There are two ways to ask yes / no questions in Mandarin: with the “ma” particle, or by using a positive / negative sentence structure.


The particle “ma” can be added to the end of any sentence to make it into a question. For example, if you want to ask, “Have you eaten?” (which is a standard greeting), you would say, “chī bǎo le ma?” 吃饱了吗?

The answer to this question could be, “chī bǎo le” (I have eaten) 吃饱了, or “hái méi” (not yet) 还没.

Postive / Negative

An alternate way to ask questions is to include both the positive and negative forms of the verb.
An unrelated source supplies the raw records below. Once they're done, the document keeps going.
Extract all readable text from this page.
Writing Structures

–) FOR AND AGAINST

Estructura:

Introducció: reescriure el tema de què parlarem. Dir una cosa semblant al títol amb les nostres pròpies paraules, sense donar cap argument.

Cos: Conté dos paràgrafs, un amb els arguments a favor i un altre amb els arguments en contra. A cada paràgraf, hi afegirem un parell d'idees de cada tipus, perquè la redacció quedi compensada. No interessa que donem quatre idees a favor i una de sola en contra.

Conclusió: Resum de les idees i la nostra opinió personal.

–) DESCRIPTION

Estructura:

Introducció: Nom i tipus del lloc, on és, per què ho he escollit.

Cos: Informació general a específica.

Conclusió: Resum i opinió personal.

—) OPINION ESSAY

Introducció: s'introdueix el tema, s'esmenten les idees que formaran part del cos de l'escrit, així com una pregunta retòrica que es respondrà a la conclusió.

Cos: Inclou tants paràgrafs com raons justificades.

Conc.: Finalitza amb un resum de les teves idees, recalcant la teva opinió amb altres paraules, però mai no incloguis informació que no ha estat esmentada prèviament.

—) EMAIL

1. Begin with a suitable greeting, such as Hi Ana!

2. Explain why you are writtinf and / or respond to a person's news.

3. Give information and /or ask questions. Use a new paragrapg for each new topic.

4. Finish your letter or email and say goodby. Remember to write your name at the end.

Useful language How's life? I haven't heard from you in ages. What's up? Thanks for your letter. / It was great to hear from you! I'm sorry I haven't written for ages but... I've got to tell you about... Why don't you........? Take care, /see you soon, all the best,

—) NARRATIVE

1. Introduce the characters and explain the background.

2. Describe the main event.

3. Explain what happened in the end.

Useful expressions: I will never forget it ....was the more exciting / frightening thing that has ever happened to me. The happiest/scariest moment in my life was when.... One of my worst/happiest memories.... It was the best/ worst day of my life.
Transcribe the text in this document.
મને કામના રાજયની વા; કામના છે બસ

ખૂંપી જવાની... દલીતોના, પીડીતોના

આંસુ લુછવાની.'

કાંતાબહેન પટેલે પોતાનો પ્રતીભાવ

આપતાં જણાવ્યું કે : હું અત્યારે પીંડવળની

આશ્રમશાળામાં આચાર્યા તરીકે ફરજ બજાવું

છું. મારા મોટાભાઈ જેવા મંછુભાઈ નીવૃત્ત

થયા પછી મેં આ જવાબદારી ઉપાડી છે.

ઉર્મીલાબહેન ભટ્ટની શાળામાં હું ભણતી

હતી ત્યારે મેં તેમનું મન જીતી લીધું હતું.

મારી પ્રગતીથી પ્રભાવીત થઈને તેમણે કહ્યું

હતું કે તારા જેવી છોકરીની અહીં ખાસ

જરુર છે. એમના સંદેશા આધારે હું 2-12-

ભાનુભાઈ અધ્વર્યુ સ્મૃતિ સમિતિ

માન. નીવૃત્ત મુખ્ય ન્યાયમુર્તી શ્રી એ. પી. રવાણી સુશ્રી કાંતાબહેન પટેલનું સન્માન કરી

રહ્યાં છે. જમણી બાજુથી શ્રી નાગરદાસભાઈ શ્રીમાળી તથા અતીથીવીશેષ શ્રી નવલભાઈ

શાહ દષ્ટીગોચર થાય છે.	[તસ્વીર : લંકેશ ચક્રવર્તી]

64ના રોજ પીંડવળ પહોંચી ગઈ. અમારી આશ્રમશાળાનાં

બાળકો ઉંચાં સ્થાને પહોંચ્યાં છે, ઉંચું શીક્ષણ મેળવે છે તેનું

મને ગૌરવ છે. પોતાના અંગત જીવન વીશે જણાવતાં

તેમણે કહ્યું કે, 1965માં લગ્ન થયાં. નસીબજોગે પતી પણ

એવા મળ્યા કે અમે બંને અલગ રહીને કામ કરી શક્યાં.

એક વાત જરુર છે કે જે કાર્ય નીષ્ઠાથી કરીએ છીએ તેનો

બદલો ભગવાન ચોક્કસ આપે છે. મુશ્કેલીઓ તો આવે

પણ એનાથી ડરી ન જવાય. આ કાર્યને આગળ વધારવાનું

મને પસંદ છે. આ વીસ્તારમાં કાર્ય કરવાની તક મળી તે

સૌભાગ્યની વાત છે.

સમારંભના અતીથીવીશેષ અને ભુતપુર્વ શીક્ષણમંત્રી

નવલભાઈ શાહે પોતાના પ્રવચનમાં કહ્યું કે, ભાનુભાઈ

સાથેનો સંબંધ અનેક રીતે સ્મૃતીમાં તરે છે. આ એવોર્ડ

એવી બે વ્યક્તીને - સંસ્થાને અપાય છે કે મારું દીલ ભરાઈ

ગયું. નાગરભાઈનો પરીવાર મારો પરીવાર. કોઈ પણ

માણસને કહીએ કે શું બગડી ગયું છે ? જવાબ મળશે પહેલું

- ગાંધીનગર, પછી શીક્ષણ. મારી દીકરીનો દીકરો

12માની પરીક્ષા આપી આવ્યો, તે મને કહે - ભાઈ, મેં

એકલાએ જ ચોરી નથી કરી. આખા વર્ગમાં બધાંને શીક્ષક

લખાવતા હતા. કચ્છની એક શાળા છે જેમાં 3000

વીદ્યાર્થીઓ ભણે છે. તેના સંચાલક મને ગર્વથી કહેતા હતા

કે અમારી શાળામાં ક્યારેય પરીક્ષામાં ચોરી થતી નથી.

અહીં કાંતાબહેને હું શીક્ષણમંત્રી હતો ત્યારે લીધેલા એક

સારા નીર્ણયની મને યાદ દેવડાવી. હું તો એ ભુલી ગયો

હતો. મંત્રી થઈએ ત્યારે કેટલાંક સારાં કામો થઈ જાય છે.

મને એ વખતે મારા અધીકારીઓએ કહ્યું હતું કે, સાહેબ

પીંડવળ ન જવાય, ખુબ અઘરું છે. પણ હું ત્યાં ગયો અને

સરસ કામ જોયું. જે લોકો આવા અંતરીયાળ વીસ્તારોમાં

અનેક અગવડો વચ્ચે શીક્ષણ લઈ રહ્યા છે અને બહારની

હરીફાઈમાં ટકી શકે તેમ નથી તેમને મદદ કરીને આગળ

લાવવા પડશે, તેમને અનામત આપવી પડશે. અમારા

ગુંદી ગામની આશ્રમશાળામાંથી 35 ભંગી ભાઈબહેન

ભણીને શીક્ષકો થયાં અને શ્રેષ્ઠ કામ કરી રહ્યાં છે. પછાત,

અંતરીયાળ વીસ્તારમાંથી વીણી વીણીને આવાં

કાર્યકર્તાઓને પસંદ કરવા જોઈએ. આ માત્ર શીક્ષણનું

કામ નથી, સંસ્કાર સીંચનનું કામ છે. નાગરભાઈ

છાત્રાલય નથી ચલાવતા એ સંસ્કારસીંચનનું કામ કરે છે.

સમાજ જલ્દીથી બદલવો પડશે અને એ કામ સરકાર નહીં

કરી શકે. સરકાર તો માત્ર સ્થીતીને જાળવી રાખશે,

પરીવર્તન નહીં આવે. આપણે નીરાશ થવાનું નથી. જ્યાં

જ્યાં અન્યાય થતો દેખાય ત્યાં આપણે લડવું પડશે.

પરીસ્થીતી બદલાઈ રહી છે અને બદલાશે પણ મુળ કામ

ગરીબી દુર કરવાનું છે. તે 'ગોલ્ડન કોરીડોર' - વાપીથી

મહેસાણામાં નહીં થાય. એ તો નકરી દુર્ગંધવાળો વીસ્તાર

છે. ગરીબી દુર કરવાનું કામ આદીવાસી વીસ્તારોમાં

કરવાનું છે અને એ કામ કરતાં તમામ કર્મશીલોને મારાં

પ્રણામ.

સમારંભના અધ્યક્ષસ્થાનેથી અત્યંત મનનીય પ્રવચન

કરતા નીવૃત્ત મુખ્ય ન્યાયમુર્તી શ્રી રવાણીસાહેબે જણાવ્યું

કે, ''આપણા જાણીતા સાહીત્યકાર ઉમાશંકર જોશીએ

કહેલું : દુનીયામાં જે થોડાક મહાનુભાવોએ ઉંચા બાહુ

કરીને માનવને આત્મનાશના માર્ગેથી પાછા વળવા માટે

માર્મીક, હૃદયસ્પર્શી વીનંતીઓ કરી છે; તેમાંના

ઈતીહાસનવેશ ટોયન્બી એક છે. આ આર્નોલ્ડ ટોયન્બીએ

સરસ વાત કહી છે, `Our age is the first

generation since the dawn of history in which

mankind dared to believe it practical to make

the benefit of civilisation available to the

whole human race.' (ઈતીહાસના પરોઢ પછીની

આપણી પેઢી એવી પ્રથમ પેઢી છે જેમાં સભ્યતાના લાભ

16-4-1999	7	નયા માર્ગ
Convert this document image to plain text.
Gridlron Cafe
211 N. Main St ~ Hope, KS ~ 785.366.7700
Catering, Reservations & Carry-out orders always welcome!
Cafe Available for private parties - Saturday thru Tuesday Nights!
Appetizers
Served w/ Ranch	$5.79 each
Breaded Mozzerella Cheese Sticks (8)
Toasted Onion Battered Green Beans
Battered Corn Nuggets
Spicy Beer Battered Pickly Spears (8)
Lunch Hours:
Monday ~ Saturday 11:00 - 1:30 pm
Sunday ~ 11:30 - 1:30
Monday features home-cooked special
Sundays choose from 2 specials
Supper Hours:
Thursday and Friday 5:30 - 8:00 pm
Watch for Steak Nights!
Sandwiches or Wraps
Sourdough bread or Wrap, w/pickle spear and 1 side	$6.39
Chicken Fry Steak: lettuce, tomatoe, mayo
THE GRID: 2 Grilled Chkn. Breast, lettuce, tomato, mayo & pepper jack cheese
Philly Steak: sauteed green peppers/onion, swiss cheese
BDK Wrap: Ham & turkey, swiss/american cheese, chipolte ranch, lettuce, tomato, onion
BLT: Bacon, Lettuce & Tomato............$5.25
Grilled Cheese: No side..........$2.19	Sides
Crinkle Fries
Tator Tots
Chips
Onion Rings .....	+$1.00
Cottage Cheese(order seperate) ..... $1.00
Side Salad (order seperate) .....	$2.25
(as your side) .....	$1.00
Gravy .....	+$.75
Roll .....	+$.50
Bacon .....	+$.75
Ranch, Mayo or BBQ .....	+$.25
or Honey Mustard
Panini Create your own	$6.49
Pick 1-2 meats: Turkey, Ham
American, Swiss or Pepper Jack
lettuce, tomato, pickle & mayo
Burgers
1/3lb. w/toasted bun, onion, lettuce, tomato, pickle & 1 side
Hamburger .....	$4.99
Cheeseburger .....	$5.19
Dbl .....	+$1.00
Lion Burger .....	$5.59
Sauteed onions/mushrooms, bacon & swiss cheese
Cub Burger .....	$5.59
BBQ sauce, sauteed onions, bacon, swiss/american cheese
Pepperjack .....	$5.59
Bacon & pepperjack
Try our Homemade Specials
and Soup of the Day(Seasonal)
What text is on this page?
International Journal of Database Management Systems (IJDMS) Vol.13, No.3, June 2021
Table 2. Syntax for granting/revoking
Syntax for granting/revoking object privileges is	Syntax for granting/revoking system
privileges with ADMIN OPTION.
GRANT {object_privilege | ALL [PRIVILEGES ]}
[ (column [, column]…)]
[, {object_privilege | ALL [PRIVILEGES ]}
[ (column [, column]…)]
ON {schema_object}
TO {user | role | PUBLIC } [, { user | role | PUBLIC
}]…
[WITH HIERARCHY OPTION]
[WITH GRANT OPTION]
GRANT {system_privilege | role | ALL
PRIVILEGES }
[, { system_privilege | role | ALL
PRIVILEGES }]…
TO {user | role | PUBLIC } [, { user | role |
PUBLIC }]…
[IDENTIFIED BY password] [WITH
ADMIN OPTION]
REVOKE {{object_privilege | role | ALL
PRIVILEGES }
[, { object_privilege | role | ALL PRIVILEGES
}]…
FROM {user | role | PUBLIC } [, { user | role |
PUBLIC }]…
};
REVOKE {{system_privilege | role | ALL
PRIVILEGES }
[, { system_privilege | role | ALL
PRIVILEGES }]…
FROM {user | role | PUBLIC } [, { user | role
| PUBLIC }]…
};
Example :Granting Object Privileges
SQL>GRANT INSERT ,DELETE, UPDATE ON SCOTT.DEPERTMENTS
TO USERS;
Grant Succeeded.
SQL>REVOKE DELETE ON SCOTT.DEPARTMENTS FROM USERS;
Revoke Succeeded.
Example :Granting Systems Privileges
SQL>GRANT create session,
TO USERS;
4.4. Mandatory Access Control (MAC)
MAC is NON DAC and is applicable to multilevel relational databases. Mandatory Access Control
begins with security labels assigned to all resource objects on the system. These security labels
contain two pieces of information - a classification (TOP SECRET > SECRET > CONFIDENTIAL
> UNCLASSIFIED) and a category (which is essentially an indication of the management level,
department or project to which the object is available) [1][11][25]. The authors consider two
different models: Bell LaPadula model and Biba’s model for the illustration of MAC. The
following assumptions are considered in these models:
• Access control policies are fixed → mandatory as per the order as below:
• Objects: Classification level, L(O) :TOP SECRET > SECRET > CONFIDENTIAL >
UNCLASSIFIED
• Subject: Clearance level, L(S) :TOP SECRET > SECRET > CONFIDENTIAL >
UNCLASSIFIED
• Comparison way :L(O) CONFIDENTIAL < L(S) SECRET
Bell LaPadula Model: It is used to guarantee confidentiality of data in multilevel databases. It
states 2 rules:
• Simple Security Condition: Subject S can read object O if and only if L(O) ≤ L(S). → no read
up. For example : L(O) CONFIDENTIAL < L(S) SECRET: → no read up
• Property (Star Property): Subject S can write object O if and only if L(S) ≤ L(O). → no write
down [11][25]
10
Negative verbs are usually formed with “bù” 不 as in “bù hǎo 不好” (not good), but occasionally the particle “méi 没” is used, as in “méi yǒu” 没有 (don’t have). Note that both “bù” and “méi” are used in front of the verb.


Nǐ yào bu yào qù Běijīng? 
你要不要去北京?(Do you or don’t you want to go to Beijing?)
Nǐ yào qù Běijīng ma?

Tā yǒu méi yǒu bǐ jì běn?
他有没有笔记本? (Does he or doesn’t he have a notebook?)
Tā yǒu bǐ jì běn ma?

Nǐ zhī bù zhī dào tā de míng zi? 
你知不知道他的名字?(Do you or don’t you know his name?)
Nǐ zhī dào tā de míng zi ma?
In the examples above, the verbs are yào (want); yǒu (have); and zhī dào (know).

When the positive / negative form is used with two-character verbs (like zhī dào), the verb is split after the first character, as in “zhī bù zhī dào.”